#
Problem 68: Searching an Infinite Word

\(
\def\sa#1{\tt{#1}}
\def\dd{\dot{}\dot{}}
\)

The goal is to design an algorithm for matching a pattern in an infinite
word.
Since there is no answer for general infinite words, we restrict the
question to a pure morphic word.
It is an infinite word obtained by iterating
a morphism $\theta$ from $A^+$ to itself, where $A=\{\sa{a}, \sa{b}, \dots\}$
is a finite alphabet.
To do so, we assume that $\theta$ is prolongable over
the letter $a$, that is, $\theta(\sa{a}) = \sa{a}u$ for $u\in A^+$.
Then $\Theta=\theta^\infty(\sa{a})$ exists and is
$\sa{a}u\theta(u)\theta^2(u)\cdots$.
The infinite word $\Theta$ is a fixed point of $\theta$, i.e. $\theta(\Theta)=\Theta$.

To avoid trivial cases, like that of the morphism $\eta$ defined by
$\eta(\sa{a})=\sa{ab}$, $\eta(\sa{b})=\sa{c}$, $\eta(\sa{c})=\sa{b}$ and
$\eta(\sa{d})=\sa{d}$ where the letter $\sa{d}$ is useless and the letter
$\sa{a}$ appear only once in $\Theta$, we assume that $\theta$ is
irreducible.
It means that any letter is accessible from any letter: for any
distinct letter $c,d\in A$ the letter $d$ appears in $\theta^k(c)$ for some
integer $k$.

The Thue-Morse morphism $\mu$ and Fibonacci morphism $\phi$ (see
Remarkable Words) are both irreducible morphisms.

Show how to test if a morphism is irreducible.

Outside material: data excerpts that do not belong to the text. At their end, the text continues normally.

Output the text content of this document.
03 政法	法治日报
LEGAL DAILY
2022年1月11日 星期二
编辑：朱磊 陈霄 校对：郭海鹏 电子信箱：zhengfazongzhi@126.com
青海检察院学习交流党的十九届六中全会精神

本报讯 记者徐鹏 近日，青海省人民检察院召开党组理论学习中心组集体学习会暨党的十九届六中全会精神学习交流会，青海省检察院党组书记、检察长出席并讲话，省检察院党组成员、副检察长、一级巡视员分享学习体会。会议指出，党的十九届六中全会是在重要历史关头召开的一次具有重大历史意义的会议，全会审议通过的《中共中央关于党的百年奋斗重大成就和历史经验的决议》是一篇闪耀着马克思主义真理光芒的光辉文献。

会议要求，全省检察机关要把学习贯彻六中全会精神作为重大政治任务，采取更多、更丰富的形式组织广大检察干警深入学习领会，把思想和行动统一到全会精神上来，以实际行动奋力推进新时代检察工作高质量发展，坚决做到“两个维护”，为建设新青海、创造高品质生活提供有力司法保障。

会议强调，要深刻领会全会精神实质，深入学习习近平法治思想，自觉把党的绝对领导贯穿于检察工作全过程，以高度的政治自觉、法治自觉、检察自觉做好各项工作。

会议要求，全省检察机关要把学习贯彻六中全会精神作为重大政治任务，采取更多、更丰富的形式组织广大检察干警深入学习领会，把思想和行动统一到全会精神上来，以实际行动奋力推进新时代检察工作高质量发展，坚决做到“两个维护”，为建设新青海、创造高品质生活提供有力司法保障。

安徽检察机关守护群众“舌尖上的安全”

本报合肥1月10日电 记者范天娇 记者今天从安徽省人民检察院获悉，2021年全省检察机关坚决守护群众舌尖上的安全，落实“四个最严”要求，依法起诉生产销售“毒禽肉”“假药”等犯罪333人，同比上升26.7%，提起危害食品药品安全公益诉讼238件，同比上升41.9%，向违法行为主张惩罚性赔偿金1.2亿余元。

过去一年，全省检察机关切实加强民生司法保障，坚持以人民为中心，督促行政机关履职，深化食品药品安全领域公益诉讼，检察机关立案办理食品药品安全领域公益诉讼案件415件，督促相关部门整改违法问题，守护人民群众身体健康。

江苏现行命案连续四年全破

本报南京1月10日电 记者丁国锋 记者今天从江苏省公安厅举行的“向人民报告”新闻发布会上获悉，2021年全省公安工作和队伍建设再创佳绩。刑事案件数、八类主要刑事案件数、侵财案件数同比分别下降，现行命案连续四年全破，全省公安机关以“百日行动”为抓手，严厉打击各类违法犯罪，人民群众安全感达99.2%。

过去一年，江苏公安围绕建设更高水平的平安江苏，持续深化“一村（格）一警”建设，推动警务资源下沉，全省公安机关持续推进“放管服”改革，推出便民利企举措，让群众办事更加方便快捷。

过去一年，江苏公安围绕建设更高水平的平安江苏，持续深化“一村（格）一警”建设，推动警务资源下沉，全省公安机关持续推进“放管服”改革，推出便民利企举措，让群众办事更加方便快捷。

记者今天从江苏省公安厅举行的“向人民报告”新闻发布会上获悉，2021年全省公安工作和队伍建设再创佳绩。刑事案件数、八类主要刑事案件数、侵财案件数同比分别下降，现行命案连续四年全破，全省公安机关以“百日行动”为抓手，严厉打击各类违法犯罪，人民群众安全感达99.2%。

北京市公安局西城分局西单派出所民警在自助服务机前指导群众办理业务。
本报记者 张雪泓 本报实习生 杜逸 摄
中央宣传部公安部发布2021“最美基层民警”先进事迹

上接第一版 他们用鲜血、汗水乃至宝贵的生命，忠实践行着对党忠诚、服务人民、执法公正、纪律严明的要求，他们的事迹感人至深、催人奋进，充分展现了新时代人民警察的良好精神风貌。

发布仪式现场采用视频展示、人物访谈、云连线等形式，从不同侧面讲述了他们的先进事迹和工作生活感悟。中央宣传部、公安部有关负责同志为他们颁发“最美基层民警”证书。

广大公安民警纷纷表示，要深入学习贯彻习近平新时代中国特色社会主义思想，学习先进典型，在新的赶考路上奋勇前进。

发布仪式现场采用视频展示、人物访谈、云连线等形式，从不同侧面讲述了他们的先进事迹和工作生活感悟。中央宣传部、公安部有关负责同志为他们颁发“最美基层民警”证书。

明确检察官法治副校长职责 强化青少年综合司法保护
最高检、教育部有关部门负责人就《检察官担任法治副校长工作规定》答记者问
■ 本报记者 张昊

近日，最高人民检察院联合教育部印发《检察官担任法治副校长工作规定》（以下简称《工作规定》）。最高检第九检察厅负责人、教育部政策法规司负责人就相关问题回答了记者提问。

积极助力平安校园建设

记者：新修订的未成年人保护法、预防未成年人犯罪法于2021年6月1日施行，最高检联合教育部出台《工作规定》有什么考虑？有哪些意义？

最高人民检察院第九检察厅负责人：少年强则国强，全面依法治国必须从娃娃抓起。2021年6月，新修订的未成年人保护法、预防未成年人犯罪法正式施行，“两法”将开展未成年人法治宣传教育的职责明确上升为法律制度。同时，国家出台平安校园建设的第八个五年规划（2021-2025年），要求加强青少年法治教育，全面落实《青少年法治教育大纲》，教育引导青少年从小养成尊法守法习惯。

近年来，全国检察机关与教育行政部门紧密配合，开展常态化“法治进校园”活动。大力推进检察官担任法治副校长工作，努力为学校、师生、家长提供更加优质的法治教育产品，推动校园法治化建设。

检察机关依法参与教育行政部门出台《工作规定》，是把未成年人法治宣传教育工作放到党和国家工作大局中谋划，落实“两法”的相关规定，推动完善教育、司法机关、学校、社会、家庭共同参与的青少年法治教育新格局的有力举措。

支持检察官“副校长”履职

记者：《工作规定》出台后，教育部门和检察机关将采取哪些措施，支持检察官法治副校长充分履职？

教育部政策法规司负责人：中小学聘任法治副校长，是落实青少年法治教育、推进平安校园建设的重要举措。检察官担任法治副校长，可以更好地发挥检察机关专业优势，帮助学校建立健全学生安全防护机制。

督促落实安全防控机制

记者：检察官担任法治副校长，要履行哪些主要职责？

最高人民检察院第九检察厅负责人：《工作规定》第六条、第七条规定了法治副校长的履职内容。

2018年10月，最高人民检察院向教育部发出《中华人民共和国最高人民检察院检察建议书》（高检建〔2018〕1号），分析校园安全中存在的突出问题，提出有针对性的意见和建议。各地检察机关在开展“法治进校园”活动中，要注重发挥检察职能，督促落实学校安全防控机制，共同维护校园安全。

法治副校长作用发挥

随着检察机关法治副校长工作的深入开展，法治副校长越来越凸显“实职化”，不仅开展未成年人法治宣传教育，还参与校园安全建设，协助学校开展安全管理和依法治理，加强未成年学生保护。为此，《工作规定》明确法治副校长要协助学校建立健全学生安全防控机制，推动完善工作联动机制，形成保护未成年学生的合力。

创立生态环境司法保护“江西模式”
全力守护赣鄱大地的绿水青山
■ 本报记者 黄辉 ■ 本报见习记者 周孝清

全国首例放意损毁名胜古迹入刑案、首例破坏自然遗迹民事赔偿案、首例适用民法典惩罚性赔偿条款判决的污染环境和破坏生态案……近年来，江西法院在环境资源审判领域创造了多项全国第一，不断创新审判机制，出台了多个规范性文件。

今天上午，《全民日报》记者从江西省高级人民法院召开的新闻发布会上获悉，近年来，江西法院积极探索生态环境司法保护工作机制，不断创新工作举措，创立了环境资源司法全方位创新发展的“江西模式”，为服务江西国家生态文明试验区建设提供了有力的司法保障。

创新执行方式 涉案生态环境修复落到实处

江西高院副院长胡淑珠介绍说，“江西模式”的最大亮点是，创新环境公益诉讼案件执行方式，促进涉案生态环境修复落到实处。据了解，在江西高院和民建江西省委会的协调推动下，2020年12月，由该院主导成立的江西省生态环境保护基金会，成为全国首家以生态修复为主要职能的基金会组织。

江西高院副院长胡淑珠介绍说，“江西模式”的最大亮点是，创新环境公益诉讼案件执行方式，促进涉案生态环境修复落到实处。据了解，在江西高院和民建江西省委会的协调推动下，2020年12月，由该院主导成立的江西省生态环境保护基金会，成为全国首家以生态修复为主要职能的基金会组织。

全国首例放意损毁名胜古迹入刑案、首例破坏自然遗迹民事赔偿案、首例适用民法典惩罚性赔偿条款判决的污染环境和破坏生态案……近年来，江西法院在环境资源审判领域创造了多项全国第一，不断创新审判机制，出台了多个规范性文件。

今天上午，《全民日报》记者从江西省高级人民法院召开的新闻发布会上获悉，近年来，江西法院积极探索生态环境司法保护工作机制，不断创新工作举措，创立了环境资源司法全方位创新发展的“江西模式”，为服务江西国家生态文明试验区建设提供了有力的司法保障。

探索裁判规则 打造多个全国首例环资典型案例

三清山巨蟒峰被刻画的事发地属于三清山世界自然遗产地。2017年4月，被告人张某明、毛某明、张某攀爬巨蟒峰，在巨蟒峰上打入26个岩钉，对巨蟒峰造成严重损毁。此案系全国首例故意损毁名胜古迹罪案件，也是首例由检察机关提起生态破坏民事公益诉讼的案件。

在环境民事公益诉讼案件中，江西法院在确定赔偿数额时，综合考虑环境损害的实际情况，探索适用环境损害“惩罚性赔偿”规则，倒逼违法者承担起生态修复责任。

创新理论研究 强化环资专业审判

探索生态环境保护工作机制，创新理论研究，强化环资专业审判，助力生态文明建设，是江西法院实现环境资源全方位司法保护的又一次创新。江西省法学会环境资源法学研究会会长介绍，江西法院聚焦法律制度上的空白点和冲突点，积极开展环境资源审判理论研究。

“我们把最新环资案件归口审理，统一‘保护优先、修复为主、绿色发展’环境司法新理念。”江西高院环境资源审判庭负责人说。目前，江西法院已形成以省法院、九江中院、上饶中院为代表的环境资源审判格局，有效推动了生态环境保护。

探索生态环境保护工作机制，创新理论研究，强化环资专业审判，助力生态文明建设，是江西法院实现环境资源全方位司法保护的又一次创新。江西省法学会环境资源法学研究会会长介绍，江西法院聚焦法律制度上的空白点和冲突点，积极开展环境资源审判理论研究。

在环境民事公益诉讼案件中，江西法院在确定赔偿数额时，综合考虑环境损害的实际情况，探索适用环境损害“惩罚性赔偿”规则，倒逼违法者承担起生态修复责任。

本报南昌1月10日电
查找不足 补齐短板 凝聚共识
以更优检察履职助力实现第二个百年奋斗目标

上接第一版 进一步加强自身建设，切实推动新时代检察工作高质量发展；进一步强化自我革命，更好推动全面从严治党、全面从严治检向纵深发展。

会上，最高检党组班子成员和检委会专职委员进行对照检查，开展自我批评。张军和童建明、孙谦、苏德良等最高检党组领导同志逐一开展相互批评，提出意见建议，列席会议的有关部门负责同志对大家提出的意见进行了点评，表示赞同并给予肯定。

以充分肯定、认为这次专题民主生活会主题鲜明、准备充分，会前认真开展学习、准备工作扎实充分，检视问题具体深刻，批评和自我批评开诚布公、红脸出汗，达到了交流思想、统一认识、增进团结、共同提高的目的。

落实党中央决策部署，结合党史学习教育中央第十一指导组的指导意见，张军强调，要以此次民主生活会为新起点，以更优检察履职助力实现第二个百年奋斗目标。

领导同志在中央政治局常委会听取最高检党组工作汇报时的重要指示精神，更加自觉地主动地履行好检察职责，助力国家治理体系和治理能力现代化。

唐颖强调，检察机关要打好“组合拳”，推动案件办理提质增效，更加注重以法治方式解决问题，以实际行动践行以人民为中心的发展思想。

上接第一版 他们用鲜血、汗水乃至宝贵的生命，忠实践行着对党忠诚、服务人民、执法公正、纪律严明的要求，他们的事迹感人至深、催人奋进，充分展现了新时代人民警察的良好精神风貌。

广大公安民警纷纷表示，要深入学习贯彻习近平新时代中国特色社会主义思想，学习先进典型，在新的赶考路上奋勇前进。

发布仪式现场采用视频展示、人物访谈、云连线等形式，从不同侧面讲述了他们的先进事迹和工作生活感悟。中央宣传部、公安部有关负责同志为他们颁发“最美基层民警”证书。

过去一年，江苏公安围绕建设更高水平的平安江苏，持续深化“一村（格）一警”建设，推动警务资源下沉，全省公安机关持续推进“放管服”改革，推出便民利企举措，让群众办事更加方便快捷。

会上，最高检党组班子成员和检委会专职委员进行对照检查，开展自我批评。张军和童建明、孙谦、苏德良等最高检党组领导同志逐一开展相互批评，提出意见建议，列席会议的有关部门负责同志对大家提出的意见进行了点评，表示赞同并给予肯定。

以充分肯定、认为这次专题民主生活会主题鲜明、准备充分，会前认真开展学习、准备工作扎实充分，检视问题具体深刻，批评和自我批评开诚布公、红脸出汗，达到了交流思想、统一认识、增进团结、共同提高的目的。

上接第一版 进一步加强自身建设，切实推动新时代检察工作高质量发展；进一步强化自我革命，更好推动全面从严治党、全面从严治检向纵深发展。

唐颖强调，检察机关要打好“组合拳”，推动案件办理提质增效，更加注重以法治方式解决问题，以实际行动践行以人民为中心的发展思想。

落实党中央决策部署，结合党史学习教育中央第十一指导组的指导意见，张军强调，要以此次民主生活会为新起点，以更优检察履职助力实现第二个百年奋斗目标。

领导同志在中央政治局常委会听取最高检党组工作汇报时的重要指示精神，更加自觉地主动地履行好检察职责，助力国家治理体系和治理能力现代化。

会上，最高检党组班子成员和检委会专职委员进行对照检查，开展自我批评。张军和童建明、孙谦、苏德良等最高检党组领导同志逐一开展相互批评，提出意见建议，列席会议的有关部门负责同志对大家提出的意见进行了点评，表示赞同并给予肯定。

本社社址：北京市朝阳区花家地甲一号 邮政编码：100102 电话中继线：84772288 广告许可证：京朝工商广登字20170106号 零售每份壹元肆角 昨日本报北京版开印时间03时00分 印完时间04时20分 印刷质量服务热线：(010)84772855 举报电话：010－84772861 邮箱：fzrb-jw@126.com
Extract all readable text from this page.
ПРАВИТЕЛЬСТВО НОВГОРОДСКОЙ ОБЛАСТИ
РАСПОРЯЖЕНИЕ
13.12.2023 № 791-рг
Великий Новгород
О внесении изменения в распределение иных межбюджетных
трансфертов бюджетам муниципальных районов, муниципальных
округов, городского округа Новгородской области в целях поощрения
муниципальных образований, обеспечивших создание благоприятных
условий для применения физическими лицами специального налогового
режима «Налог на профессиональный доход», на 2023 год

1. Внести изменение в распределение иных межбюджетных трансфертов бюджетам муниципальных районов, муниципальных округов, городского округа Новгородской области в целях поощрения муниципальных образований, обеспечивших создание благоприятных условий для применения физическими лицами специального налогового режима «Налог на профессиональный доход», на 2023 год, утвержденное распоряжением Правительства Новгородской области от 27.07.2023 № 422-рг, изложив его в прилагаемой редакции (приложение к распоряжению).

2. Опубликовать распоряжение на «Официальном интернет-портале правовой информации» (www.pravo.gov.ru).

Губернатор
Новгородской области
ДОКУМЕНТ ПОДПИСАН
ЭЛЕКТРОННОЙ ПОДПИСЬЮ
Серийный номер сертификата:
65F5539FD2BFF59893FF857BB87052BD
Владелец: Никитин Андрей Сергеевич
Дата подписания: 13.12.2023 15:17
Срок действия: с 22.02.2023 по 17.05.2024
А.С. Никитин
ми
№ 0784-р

Design an algorithm to compute the set of factors of length $m$ occurring in
the infinite word $\Theta=\theta^\infty(\sa{a})$, where $\theta$ is an
irreducible morphism.

When the set of length-$m$ factors of $\Theta$ is represented by a
(deterministic) trie, testing if a pattern of length $m$ appears in $\Theta$
becomes a mere top-down traversal of the trie.

## References

F. Durand and J. Leroy. The constant of recognizability is computable
for primitive morphisms. CoRR, abs/1610.05577, 2016.